Denver, Colo., Aug 2, 2019 / 14:15 pm
A cause for the canonization of the pipe-smoking, plain-talking, mustachioed and beloved Catholic author Gilbert Keith (GK) Chesterton will not be opened, announced Bishop Peter Doyle of Northampton, the late Chesterton's home diocese.
Despite Chesterton's inspirational writings and his role in the Catholic revival in England during the early 20th century, several obstacles stand in the way of advancing the author's cause for canonization, Doyle said in a letter read to the opening session of the American GK Chesterton Society conference.
The three concerns cited by Doyle are that Chesterton lacks a "cult" of local devotion, the lack of a "pattern of personal spirituality" that could be discerned through his writing, and charges of anti-Semitism in his writing.
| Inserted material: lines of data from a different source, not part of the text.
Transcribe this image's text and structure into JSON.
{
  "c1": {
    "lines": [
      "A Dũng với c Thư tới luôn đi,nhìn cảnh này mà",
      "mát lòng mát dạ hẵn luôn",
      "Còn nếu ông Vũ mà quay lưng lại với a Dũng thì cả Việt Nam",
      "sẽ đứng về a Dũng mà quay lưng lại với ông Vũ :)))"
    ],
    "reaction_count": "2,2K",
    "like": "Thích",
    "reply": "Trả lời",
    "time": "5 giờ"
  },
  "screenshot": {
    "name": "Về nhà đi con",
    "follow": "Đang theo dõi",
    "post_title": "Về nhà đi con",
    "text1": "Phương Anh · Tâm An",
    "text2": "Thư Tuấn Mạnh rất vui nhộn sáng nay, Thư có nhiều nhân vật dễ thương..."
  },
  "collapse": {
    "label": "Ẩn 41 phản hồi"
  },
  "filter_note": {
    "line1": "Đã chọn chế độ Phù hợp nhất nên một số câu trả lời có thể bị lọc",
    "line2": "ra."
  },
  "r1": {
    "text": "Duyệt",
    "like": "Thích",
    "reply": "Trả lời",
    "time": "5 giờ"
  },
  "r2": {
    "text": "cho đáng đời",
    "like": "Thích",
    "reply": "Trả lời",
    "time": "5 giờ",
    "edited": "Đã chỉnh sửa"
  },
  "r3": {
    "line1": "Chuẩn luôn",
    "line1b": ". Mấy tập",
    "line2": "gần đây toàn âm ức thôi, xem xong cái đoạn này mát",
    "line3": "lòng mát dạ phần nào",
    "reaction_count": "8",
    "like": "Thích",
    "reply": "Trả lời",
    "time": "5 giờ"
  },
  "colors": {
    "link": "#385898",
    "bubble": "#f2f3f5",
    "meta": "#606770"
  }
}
"I am very conscious of the devotion to GK Chesterton in many parts of the world and of his inspiring influence on so many people, and this makes it difficult to communicate the conclusion to which I have come," the bishop said, according to the Catholic Herald in the U.K.
Chesterton was born in 1874, and became a prolific writer and staunch Catholic apologist after his conversion to the faith. He is renowned for writing apologetic classics such as "Orthodoxy" and "The Everlasting Man", as well as for his fictional "Father Brown" series, among many other works. He died in 1936.